US 12,450,883 B2
	Systems and methods for processing images captured at a product storage facility
Raghava Balusu, Achanta (IN); Avinash M. Jade, Bangalore (IN); Lingfeng Zhang, Dallas, TX (US); William C. Robinson, Jr., Centerton, AR (US); Benjamin R. Ellison, San Francisco, CA (US); Srinivas Muktevi, Bengaluru (IN); Amit Jhunjhunwala, Bangalore (IN); Zhaoliang Duan, Frisco, TX (US); Siddhartha Chakraborty, Kolkata (IN); Ashlin Ghosh, Ernakulam (IN); and Mingquan Yuan, Flower Mound, TX (US)
Assigned to Walmart Apollo, LLC, Bentonville, AR (US)
Filed by WALMART APOLLO, LLC, Bentonville, AR (US)
Filed on Jan. 24, 2023, as Appl. No. 18/158,925.
Prior Publication US 2024/0249505 A1, Jul. 25, 2024
Int. Cl. G06V 10/774 (2022.01); G06V 10/74 (2022.01); G06V 10/94 (2022.01); G06V 20/50 (2022.01); G06V 10/82 (2022.01)

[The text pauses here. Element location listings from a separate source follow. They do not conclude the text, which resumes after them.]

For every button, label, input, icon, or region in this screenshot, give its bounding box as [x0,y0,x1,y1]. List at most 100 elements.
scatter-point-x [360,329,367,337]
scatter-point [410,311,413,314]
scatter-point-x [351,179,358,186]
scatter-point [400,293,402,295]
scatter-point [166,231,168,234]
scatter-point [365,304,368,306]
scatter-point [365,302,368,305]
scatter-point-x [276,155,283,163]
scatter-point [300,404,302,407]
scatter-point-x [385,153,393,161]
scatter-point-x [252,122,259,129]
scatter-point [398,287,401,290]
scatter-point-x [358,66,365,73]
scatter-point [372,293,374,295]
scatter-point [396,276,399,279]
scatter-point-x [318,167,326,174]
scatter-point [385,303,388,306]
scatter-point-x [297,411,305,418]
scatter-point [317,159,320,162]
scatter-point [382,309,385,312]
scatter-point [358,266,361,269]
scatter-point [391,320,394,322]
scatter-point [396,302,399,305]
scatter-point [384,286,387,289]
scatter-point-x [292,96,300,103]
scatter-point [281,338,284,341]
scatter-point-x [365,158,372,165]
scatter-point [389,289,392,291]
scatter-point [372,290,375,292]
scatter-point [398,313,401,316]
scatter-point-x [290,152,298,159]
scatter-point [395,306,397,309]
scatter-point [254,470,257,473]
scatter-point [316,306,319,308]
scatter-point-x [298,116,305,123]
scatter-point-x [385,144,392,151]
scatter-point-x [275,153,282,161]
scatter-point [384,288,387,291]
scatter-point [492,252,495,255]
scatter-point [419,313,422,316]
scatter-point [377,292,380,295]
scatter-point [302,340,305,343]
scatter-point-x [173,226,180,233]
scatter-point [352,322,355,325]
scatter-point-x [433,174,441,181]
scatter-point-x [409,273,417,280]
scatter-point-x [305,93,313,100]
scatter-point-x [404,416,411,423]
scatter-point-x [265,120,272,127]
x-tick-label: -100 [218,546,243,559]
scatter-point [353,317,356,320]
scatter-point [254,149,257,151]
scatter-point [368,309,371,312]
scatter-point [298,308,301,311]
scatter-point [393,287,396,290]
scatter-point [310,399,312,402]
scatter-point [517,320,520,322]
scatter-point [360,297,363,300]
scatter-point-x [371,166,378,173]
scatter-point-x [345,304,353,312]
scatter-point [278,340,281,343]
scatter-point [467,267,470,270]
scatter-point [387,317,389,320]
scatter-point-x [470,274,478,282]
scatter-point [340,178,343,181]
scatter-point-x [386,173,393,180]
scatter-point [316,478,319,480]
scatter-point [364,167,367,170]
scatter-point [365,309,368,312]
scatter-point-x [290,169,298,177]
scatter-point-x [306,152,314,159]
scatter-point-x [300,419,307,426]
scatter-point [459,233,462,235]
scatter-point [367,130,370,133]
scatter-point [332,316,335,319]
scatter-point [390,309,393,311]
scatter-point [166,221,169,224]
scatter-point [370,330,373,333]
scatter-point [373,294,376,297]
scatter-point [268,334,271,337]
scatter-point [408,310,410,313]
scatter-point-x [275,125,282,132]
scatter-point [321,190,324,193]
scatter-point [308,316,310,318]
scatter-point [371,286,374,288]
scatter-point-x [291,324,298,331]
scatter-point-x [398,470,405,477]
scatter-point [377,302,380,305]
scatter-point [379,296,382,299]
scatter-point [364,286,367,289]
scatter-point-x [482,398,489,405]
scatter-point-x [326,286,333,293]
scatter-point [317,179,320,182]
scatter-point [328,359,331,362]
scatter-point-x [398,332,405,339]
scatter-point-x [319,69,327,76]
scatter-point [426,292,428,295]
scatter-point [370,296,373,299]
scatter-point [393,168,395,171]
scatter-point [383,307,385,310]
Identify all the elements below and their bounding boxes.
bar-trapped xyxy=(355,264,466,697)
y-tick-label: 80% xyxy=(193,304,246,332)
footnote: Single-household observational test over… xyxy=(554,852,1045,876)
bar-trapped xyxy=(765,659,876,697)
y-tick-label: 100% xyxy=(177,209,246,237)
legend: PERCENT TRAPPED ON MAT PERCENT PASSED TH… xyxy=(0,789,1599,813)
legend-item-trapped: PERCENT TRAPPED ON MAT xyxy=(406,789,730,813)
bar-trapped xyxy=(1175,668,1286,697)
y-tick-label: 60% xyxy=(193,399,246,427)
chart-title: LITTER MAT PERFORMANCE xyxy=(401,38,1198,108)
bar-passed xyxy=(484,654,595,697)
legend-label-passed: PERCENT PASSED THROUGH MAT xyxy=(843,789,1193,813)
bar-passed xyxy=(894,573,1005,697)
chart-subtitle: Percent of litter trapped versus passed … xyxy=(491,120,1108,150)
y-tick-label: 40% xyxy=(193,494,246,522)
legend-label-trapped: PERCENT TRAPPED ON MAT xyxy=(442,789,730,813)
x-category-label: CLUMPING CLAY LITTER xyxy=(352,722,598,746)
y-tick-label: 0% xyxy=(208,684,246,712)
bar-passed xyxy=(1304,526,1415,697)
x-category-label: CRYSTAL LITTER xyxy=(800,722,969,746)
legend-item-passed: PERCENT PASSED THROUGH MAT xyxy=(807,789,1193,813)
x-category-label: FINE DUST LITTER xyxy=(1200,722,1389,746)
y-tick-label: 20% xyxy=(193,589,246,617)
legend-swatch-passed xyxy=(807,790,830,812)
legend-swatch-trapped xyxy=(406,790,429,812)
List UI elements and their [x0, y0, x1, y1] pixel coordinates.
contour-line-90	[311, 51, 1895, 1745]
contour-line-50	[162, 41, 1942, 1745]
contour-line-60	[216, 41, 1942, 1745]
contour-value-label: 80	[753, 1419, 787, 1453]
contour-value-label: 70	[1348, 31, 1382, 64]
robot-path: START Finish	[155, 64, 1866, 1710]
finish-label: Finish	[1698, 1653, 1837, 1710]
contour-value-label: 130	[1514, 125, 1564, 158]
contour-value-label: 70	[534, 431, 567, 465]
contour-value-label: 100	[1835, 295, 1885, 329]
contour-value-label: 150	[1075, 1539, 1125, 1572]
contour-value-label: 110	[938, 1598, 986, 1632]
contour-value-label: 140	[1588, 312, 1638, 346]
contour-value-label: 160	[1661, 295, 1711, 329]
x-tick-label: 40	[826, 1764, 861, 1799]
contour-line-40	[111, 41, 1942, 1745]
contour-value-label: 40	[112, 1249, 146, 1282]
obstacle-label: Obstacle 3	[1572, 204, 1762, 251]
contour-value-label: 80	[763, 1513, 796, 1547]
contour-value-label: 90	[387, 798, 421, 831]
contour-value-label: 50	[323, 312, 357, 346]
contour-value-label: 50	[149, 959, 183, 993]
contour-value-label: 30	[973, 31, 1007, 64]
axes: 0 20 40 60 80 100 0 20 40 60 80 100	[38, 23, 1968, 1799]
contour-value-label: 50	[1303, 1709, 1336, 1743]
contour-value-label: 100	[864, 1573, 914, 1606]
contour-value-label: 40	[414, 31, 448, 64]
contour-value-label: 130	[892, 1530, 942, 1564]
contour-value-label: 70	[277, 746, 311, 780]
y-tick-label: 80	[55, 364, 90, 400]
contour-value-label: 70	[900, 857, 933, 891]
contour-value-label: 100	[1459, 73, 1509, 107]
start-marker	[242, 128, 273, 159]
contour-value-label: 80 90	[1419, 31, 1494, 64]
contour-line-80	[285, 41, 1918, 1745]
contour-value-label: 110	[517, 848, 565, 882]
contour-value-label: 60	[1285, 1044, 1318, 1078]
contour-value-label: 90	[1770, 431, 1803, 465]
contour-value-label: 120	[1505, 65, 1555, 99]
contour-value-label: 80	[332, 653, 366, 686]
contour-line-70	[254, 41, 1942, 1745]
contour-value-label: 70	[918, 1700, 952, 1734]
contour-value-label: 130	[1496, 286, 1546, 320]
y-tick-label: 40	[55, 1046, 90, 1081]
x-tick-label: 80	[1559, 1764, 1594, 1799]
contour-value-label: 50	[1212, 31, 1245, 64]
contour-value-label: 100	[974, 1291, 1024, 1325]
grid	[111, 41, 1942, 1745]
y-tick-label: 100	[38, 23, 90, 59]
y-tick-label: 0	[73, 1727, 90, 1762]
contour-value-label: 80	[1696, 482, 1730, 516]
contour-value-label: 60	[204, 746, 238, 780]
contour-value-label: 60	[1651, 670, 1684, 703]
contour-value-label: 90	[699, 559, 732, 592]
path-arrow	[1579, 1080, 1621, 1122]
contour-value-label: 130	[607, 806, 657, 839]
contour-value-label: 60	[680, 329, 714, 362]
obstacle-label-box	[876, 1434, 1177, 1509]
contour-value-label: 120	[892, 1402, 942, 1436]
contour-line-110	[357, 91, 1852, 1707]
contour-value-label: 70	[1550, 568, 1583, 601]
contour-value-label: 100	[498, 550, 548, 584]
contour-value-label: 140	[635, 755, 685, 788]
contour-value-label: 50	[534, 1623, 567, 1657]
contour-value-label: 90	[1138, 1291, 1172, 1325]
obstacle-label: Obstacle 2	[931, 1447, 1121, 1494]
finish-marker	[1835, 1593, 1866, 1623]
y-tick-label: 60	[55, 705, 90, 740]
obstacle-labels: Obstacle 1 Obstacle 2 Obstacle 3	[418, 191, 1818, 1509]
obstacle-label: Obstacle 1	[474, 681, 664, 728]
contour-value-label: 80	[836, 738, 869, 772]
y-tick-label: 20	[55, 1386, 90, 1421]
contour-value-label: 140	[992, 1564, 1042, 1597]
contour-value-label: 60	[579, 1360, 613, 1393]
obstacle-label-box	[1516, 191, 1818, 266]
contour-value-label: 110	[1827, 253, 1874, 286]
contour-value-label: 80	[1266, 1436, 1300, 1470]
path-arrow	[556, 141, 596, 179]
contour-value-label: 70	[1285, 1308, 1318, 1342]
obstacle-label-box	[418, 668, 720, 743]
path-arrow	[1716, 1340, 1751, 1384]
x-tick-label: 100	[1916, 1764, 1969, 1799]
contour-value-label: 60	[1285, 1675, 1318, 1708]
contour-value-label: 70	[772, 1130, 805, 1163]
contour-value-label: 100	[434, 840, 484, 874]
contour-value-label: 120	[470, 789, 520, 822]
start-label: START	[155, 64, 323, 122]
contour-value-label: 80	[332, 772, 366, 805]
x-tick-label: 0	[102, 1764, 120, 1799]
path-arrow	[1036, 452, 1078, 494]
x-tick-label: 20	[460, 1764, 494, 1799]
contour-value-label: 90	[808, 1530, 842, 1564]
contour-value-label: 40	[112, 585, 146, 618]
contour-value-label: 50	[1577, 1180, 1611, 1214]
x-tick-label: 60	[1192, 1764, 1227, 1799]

CPC G06V 10/774 (2022.01) [G06V 10/761 (2022.01); G06V 10/945 (2022.01); G06V 20/50 (2022.01); G06V 10/82 (2022.01)]

18 Claims

1. A system for processing captured images of objects at a product storage facility, the system comprising:

a trained machine learning model configured to:

process unprocessed captured images, wherein at least some of the unprocessed captured images depict objects in the product storage facility; and

output processed images; and

a control circuit configured to:

associate each of the processed images into one of a first group, a second group, or a third group,

wherein the first group corresponds to at least one of (a) images depicting one or more objects that are not detected by the trained machine learning model as being associated with a recognized product but a recognized price tag was detected as being associated with the recognized product, or (b) images depicting the one or more objects having at least one of a textual similarity or a visual similarity with a product description stored in a database but the trained machine learning model did not detect as being associated with the recognized product,

wherein the second group corresponds to images depicting one or more objects that are detected by the trained machine learning model as being associated with more than one recognized product, and

wherein the third group corresponds to images depicting one or more objects that the trained machine learning model is unable to detect as depicting an object;

remove the images associated with the third group from the processed images;

calculate a similarity score for each of the processed images in the first group, each similarity score representing the textual similarity or the visual similarity between the processed image and previously processed images stored in the database that are associated with false-negatives;

remove at least one processed image from the first group based on the similarity score for the at least one processed image; and

output remaining processed images associated with the first group and processed images associated with the second group to be used to retrain the trained machine learning model.